Opinion | Alito’s Case for Overturning Roe is Weak for a Reason

If the draft majority opinion by Justice Samuel Alito disclosed by POLITICO Monday night is any guide, the constitutional right to abortion has only a few days or weeks left to go. The most conservative majority of the Supreme Court that was, already a decade ago, arguably the “most conservative in modern history” has singled out Roe for excoriation and oblivion. But what marked out Roe to this fate, and not many other decisions? It is not the reasons provided in the draft Alito opinion: The explanation for Roe’s demise is to be found not in law, per se, but in the court’s entanglement in our pernicious moment of partisan hyperpolarization and the Republican Party’s inextricable link to anti-abortion politics.

Chief Justice John Roberts has acknowledged the document is authentic, and its style certainly suggests it is indeed by Alito. So, how does his rationale for overturning Roe stack up as a justification for a large, and likely convulsive, change in American society? The reasons flagged by the draft opinion fall painfully short. In fact, their profound weakness highlights precisely why Roe and abortion rights have been singled out. Go down the list of contentious legal questions, and it quickly becomes clear that conservatives do not follow Alito’s approach anywhere else besides Roe.
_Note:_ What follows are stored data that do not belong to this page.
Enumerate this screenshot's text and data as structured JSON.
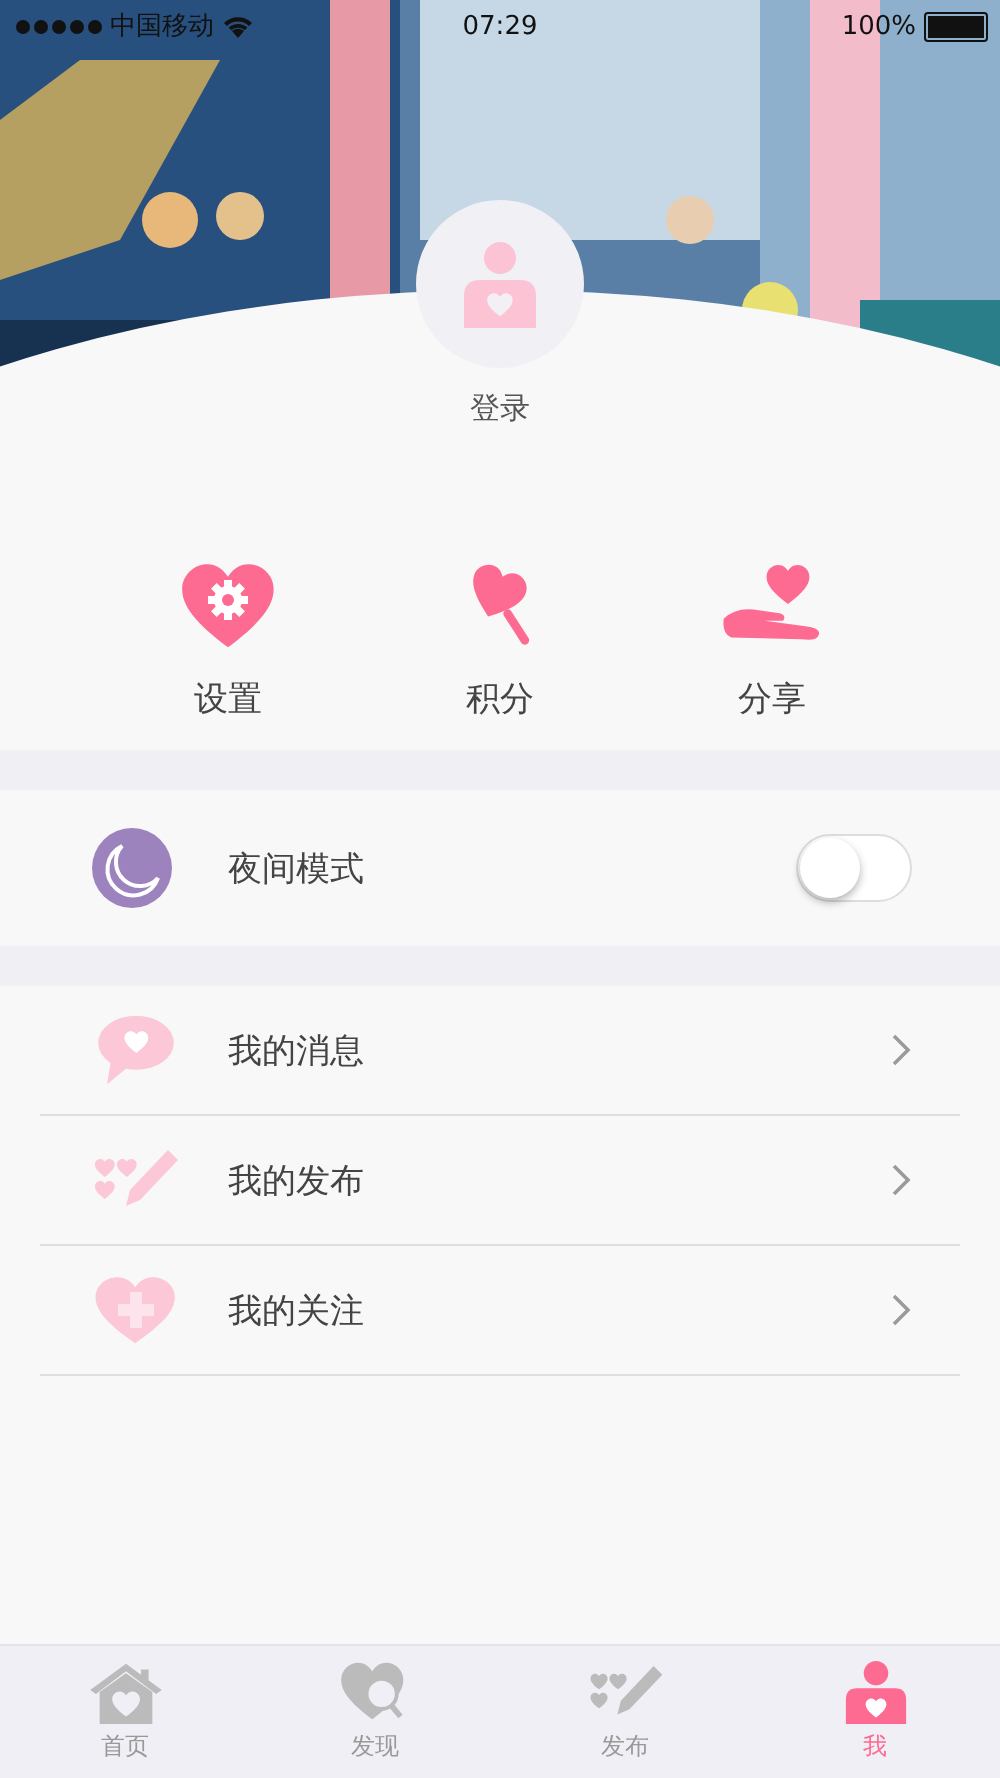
{
  "status_bar": {
    "carrier": "中国移动",
    "time": "07:29",
    "battery": "100%"
  },
  "profile": {
    "login": "登录"
  },
  "quick_actions": [
    {
      "kind": "settings",
      "label": "设置"
    },
    {
      "kind": "points",
      "label": "积分"
    },
    {
      "kind": "share",
      "label": "分享"
    }
  ],
  "night_mode": {
    "label": "夜间模式",
    "on": false
  },
  "menu": [
    {
      "kind": "messages",
      "label": "我的消息"
    },
    {
      "kind": "posts",
      "label": "我的发布"
    },
    {
      "kind": "follows",
      "label": "我的关注"
    }
  ],
  "tab_bar": [
    {
      "kind": "home",
      "label": "首页",
      "selected": false
    },
    {
      "kind": "discover",
      "label": "发现",
      "selected": false
    },
    {
      "kind": "publish",
      "label": "发布",
      "selected": false
    },
    {
      "kind": "me",
      "label": "我",
      "selected": true
    }
  ]
}
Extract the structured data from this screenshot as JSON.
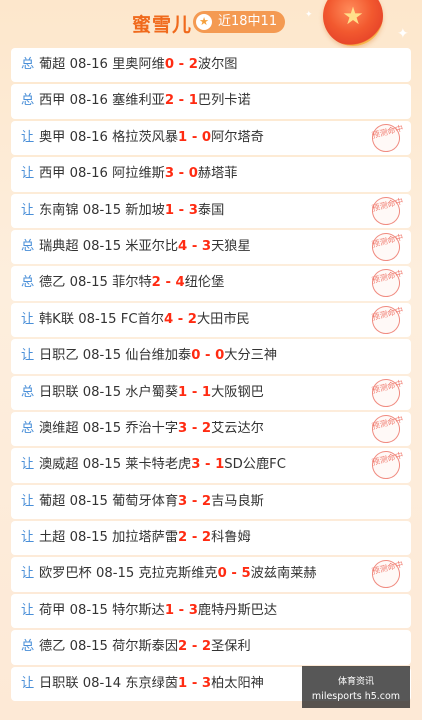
{
  "header": {
    "title": "蜜雪儿",
    "badge": "近18中11",
    "badge_icon": "star-icon",
    "medal_icon": "medal-star-icon"
  },
  "stamp_text": "预测命中",
  "matches": [
    {
      "tag": "总",
      "league": "葡超",
      "date": "08-16",
      "home": "里奥阿维",
      "home_score": "0",
      "away_score": "2",
      "away": "波尔图",
      "hit": false
    },
    {
      "tag": "总",
      "league": "西甲",
      "date": "08-16",
      "home": "塞维利亚",
      "home_score": "2",
      "away_score": "1",
      "away": "巴列卡诺",
      "hit": false
    },
    {
      "tag": "让",
      "league": "奥甲",
      "date": "08-16",
      "home": "格拉茨风暴",
      "home_score": "1",
      "away_score": "0",
      "away": "阿尔塔奇",
      "hit": true
    },
    {
      "tag": "让",
      "league": "西甲",
      "date": "08-16",
      "home": "阿拉维斯",
      "home_score": "3",
      "away_score": "0",
      "away": "赫塔菲",
      "hit": false
    },
    {
      "tag": "让",
      "league": "东南锦",
      "date": "08-15",
      "home": "新加坡",
      "home_score": "1",
      "away_score": "3",
      "away": "泰国",
      "hit": true
    },
    {
      "tag": "总",
      "league": "瑞典超",
      "date": "08-15",
      "home": "米亚尔比",
      "home_score": "4",
      "away_score": "3",
      "away": "天狼星",
      "hit": true
    },
    {
      "tag": "总",
      "league": "德乙",
      "date": "08-15",
      "home": "菲尔特",
      "home_score": "2",
      "away_score": "4",
      "away": "纽伦堡",
      "hit": true
    },
    {
      "tag": "让",
      "league": "韩K联",
      "date": "08-15",
      "home": "FC首尔",
      "home_score": "4",
      "away_score": "2",
      "away": "大田市民",
      "hit": true
    },
    {
      "tag": "让",
      "league": "日职乙",
      "date": "08-15",
      "home": "仙台维加泰",
      "home_score": "0",
      "away_score": "0",
      "away": "大分三神",
      "hit": false
    },
    {
      "tag": "总",
      "league": "日职联",
      "date": "08-15",
      "home": "水户蜀葵",
      "home_score": "1",
      "away_score": "1",
      "away": "大阪钢巴",
      "hit": true
    },
    {
      "tag": "总",
      "league": "澳维超",
      "date": "08-15",
      "home": "乔治十字",
      "home_score": "3",
      "away_score": "2",
      "away": "艾云达尔",
      "hit": true
    },
    {
      "tag": "让",
      "league": "澳威超",
      "date": "08-15",
      "home": "莱卡特老虎",
      "home_score": "3",
      "away_score": "1",
      "away": "SD公鹿FC",
      "hit": true
    },
    {
      "tag": "让",
      "league": "葡超",
      "date": "08-15",
      "home": "葡萄牙体育",
      "home_score": "3",
      "away_score": "2",
      "away": "吉马良斯",
      "hit": false
    },
    {
      "tag": "让",
      "league": "土超",
      "date": "08-15",
      "home": "加拉塔萨雷",
      "home_score": "2",
      "away_score": "2",
      "away": "科鲁姆",
      "hit": false
    },
    {
      "tag": "让",
      "league": "欧罗巴杯",
      "date": "08-15",
      "home": "克拉克斯维克",
      "home_score": "0",
      "away_score": "5",
      "away": "波兹南莱赫",
      "hit": true
    },
    {
      "tag": "让",
      "league": "荷甲",
      "date": "08-15",
      "home": "特尔斯达",
      "home_score": "1",
      "away_score": "3",
      "away": "鹿特丹斯巴达",
      "hit": false
    },
    {
      "tag": "总",
      "league": "德乙",
      "date": "08-15",
      "home": "荷尔斯泰因",
      "home_score": "2",
      "away_score": "2",
      "away": "圣保利",
      "hit": false
    },
    {
      "tag": "让",
      "league": "日职联",
      "date": "08-14",
      "home": "东京绿茵",
      "home_score": "1",
      "away_score": "3",
      "away": "柏太阳神",
      "hit": false
    }
  ],
  "watermark": {
    "line1": "体育资讯",
    "line2": "milesports h5.com"
  }
}
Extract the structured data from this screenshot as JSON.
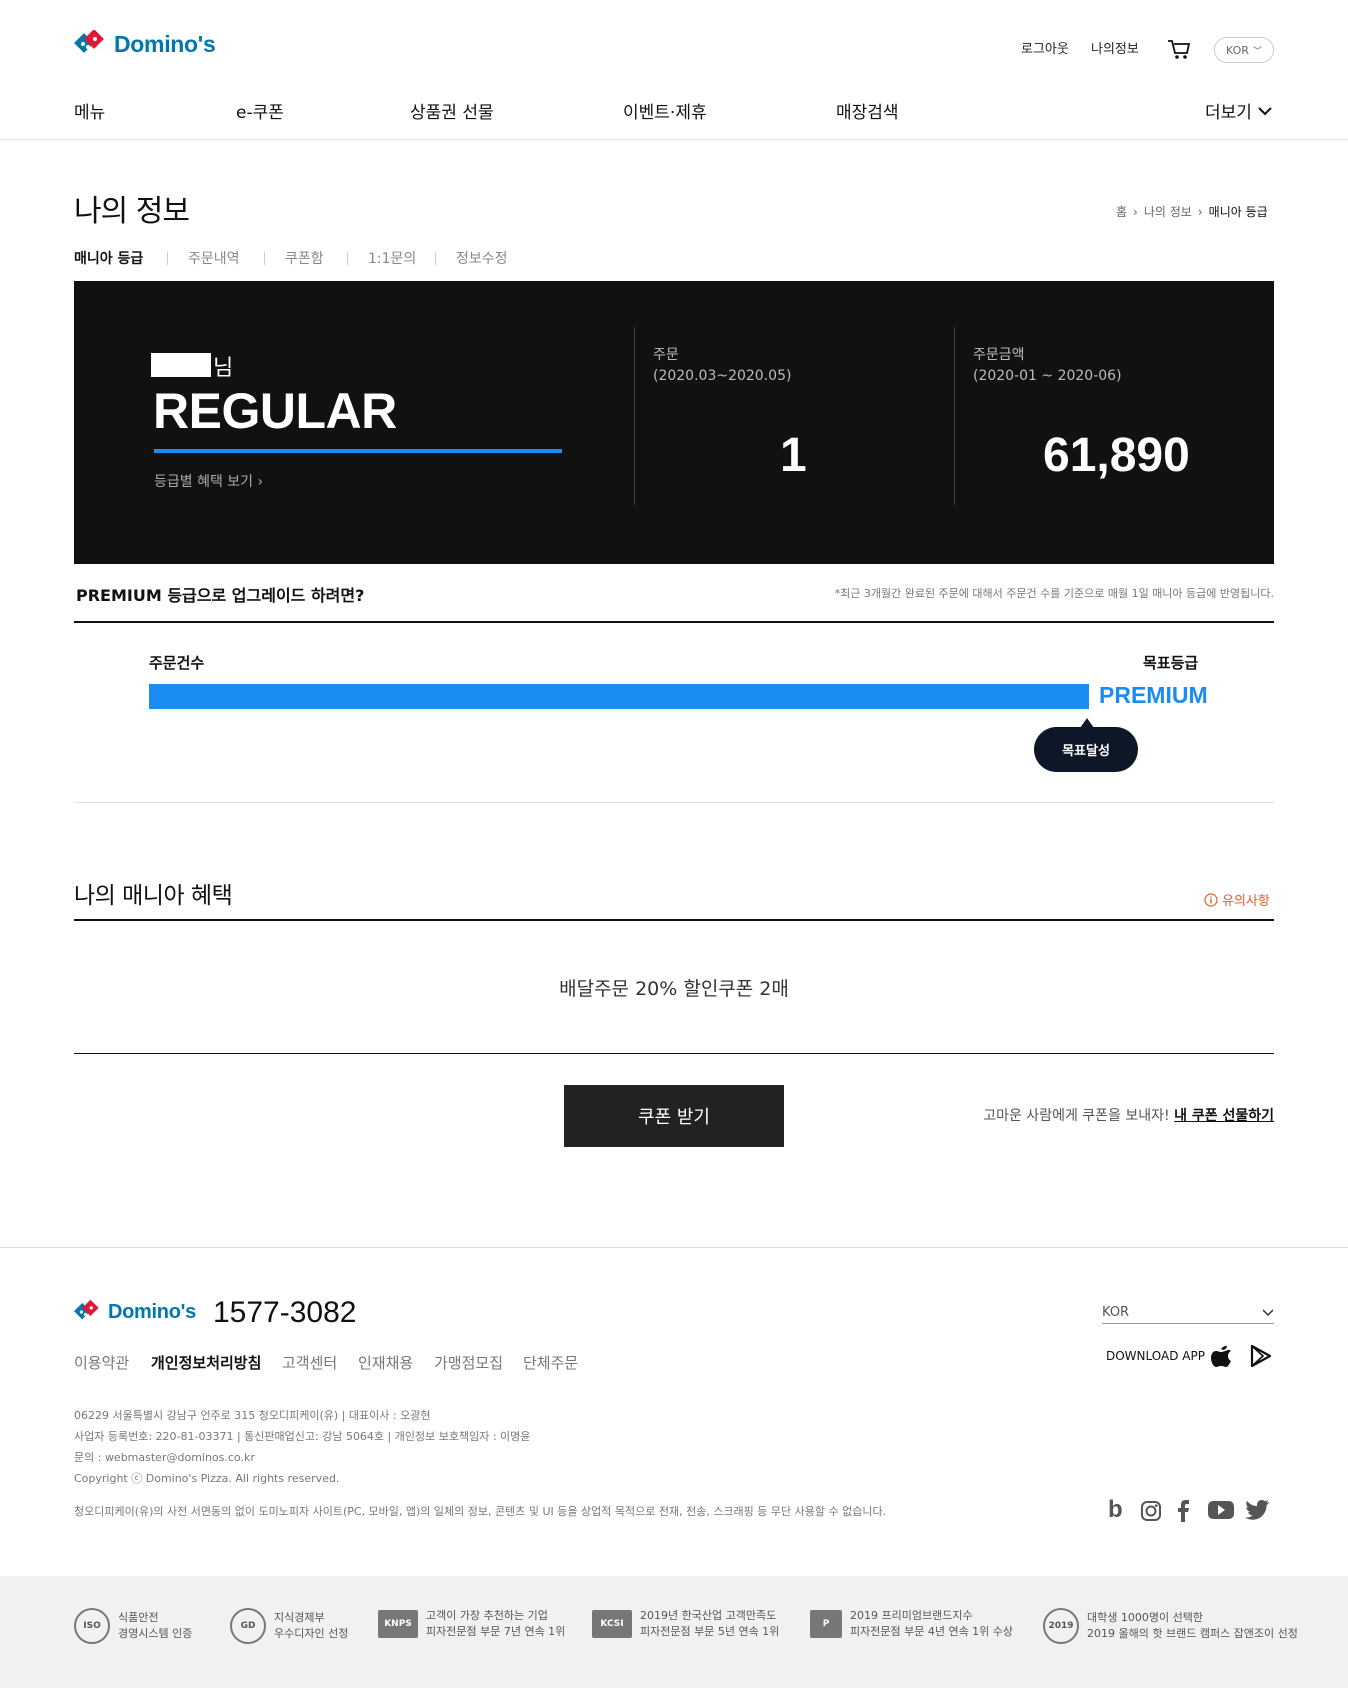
{
  "header": {
    "logo_text": "Domino's",
    "util": {
      "logout": "로그아웃",
      "myinfo": "나의정보",
      "lang": "KOR"
    },
    "gnb": [
      "메뉴",
      "e-쿠폰",
      "상품권 선물",
      "이벤트·제휴",
      "매장검색"
    ],
    "more": "더보기"
  },
  "page": {
    "title": "나의 정보",
    "breadcrumb": [
      "홈",
      "나의 정보",
      "매니아 등급"
    ],
    "tabs": [
      "매니아 등급",
      "주문내역",
      "쿠폰함",
      "1:1문의",
      "정보수정"
    ]
  },
  "grade_panel": {
    "name_suffix": "님",
    "grade": "REGULAR",
    "benefit_link": "등급별 혜택 보기 ›",
    "orders": {
      "label": "주문",
      "period": "(2020.03~2020.05)",
      "value": "1"
    },
    "amount": {
      "label": "주문금액",
      "period": "(2020-01 ~ 2020-06)",
      "value": "61,890"
    }
  },
  "upgrade": {
    "title": "PREMIUM 등급으로 업그레이드 하려면?",
    "note": "*최근 3개월간 완료된 주문에 대해서 주문건 수를 기준으로 매월 1일 매니아 등급에 반영됩니다.",
    "count_label": "주문건수",
    "target_label": "목표등급",
    "target_grade": "PREMIUM",
    "progress_fraction": 1.0,
    "bubble": "목표달성"
  },
  "mania": {
    "title": "나의 매니아 혜택",
    "notice": "유의사항",
    "benefit": "배달주문 20% 할인쿠폰 2매",
    "coupon_button": "쿠폰 받기",
    "gift_text": "고마운 사람에게 쿠폰을 보내자!",
    "gift_link": "내 쿠폰 선물하기"
  },
  "footer": {
    "logo_text": "Domino's",
    "phone": "1577-3082",
    "links": [
      "이용약관",
      "개인정보처리방침",
      "고객센터",
      "인재채용",
      "가맹점모집",
      "단체주문"
    ],
    "info": [
      "06229 서울특별시 강남구 언주로 315 청오디피케이(유) | 대표이사 : 오광현",
      "사업자 등록번호: 220-81-03371 | 통신판매업신고: 강남 5064호 | 개인정보 보호책임자 : 이명윤",
      "문의 : webmaster@dominos.co.kr",
      "Copyright ⓒ Domino's Pizza. All rights reserved.",
      "청오디피케이(유)의 사전 서면동의 없이 도미노피자 사이트(PC, 모바일, 앱)의 일체의 정보, 콘텐츠 및 UI 등을 상업적 목적으로 전재, 전송, 스크래핑 등 무단 사용할 수 없습니다."
    ],
    "lang": "KOR",
    "download": "DOWNLOAD APP",
    "certs": [
      {
        "icon": "ISO",
        "line1": "식품안전",
        "line2": "경영시스템 인증"
      },
      {
        "icon": "GD",
        "line1": "지식경제부",
        "line2": "우수디자인 선정"
      },
      {
        "icon": "KNPS",
        "line1": "고객이 가장 추천하는 기업",
        "line2": "피자전문점 부문 7년 연속 1위"
      },
      {
        "icon": "KCSI",
        "line1": "2019년 한국산업 고객만족도",
        "line2": "피자전문점 부문 5년 연속 1위"
      },
      {
        "icon": "P",
        "line1": "2019 프리미엄브랜드지수",
        "line2": "피자전문점 부문 4년 연속 1위 수상"
      },
      {
        "icon": "2019",
        "line1": "대학생 1000명이 선택한",
        "line2": "2019 올해의 핫 브랜드 캠퍼스 잡앤조이 선정"
      }
    ]
  }
}
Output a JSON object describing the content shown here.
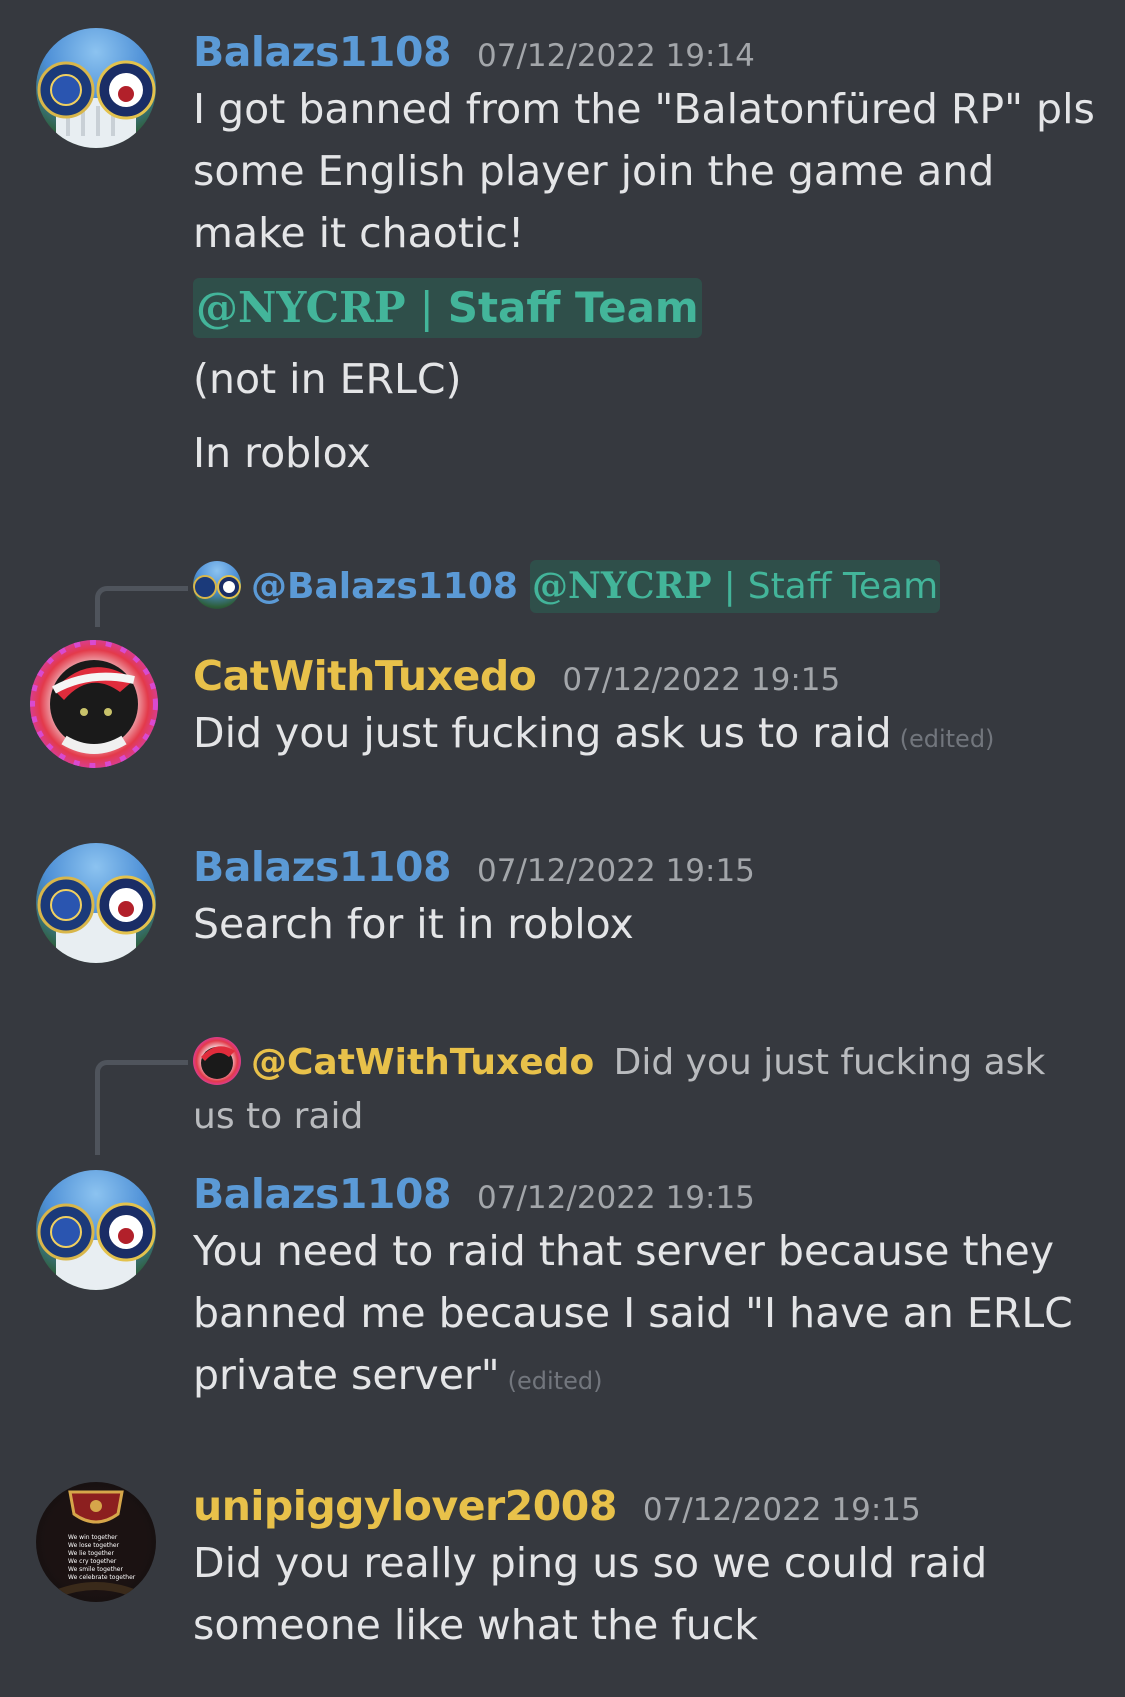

For instance, the draft majority opinion spills a good deal of ink on the history of abortion regulation in England and the United States (skimming over, as it does it, the considerable periods in which abortion was left to the free choice of women). But precisely this kind of appeal to a history of close regulation can be made in respect to the Second Amendment right to bear arms. As the legal scholars Reva Siegel and Joseph Blocher documented in extensive detail, there is a “centuries” old tradition of common law rules regulating weapons, especially when they are carried into the public sphere. This has not stopped the conservative justices from creating a novel individual right to bear arms and extending that right against both the federal and the state governments.